By Jonathan Spicer
JACKSON HOLE, Wyo., July 12 (Reuters) - The U.S. Federal Reserve should commit to tightening policy when the unemployment rate falls to a 6.5-percent 'trigger,' instead of just using that level as a rough guidepost for considering a rate rise, a top U.S. central bank official said on Friday.
The proposal by Philadelphia Fed President Charles Plosser runs against the grain of most other U.S. monetary policy-makers, who have increasingly stressed that interest rates could well stay near zero well after the U.S. jobless rate hits that level.
The Fed has held its key federal funds rate at rock bottom since late 2008 to help boost hiring and drag the economy from the Great Recession. Unemployment was 7.6 percent last month.
To clarify its future intentions and to give the economy even more support, the policy-making Federal Open Market Committee said in December the Fed would keep rates that low until unemployment falls to 6.5 percent, as long as inflation expectations do not rise above 2.5 percent.
Plosser, a hawkish Fed official who regains a vote on policy next year, said these so-called 'thresholds,' while an improvement, still leave too much room for interpretation. The Fed should 'commit to its forward guidance' by treating those levels as 'triggers rather than thresholds,' he said.
The 'FOMC has offered a variety of changing targets or signals about future behavior,' he said at the 5th Annual Rocky Mountain Economic Summit here.
'Although the aim was to clarify our policy intentions, I believe the repeated changes have likely caused more confusion than illumination,' Plosser told the conference hosted by the Global Interdependence Center.
The proposal may be a long shot, since influential officials have recently stressed the Fed is in no rush to raise rates.
On Wednesday, Fed Chairman Ben Bernanke renewed his message that policy would remain 'highly accommodative' and rates could well stay low even after the jobless rate falls below the threshold. 'There will not be an automatic increase in interest rates when unemployment hits 6.5 percent,' he said.
THE QUESTION OF QE3
Turning to the Fed's other accommodation effort, Plosser repeated the time has come to reduce, then end by the end of 2013, the bond-buying program known as quantitative easing, or QE.
'It is time to exit from the asset purchase program in a gradual and predictable manner,' he said. In an earlier interview with Bloomberg, Plosser said the tapering should begin at the Fed's September policy meeting, as opposed to the one scheduled for the end of July.

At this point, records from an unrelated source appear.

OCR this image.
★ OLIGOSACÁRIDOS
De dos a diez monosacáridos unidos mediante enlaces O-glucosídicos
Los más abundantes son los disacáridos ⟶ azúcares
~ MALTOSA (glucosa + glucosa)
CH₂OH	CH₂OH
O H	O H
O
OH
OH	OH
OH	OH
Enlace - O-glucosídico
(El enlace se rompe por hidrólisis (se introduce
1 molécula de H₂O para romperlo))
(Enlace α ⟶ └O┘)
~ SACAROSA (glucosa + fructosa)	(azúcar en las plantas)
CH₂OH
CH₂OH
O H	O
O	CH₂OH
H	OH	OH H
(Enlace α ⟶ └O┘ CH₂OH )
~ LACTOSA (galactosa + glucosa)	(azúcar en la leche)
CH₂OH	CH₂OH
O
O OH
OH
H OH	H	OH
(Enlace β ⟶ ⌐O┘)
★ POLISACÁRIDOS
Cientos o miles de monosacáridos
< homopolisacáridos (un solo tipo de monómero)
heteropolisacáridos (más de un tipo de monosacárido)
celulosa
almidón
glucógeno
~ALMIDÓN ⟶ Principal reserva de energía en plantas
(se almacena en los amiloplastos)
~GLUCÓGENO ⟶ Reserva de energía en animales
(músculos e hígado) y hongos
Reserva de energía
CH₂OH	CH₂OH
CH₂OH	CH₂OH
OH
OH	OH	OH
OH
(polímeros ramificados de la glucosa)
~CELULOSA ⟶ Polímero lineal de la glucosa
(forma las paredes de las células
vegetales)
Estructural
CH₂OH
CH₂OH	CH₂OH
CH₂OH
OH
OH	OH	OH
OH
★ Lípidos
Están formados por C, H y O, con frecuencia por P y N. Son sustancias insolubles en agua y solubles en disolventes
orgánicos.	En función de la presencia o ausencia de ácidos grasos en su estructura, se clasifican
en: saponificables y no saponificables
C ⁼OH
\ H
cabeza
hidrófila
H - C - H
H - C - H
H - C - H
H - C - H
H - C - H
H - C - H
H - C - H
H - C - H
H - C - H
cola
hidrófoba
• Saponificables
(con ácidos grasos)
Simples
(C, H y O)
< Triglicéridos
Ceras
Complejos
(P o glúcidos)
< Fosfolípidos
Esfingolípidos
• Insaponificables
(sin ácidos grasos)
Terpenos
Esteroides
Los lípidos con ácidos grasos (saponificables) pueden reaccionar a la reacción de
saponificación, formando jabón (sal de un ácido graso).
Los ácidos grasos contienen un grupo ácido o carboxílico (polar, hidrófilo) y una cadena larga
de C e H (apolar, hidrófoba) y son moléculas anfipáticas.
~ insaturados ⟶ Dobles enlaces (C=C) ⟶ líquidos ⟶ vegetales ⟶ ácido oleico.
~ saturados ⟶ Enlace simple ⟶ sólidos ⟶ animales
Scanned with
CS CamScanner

Investors are anxiously predicting when the Fed will reduce its $85 billion in monthly bond buys after Bernanke last month said the FOMC expects to taper the program later this year and end it altogether by mid-2014, as long as the economy strengthens as expected.
In a client note titled 'Dovish Plosser remarks?', JPMorgan chief U.S. economist Michael Feroli said, 'given Plosser's reliable uber-hawkishness, what is perhaps more surprising is that he didn't call for a sooner start to tapering ... at the late July meeting.
'(I)f even Plosser doesn't want to act at the July meeting, we can pretty much rule out there being much support for an earlier action,' Feroli said.
Since Bernanke articulated the QE timeline on June 19, Wall Street economists have increasingly predicted the Fed will reduce the pace of QE in September.
Also since June 19, longer-term market-based yields have risen sharply before more recently shedding some of those gains.
James Bullard, head of the St. Louis Fed, said on Friday the substantial rise in bond yields since last month is not justified by an improvement in U.S. economic data or a rise in inflation, warning it reflects optimism that may prove to be too rosy.
'Recent FOMC decisions have met with a substantial rise in Treasury yields, and I have suggested that a possible justification for the rise in yields is increased optimism concerning future U.S. macroeconomic performance,' Bullard told the same conference.
'However, given recent forecasting performance, we should be careful in using an optimistic forecast to justify current policy decisions. A more prudent approach would be to wait to see if better macroeconomic outcomes materialize in the months and quarters ahead,' he said.
Benchmark 10-year Treasury notes slipped on Friday, with the yield rising to about 2.6 percent.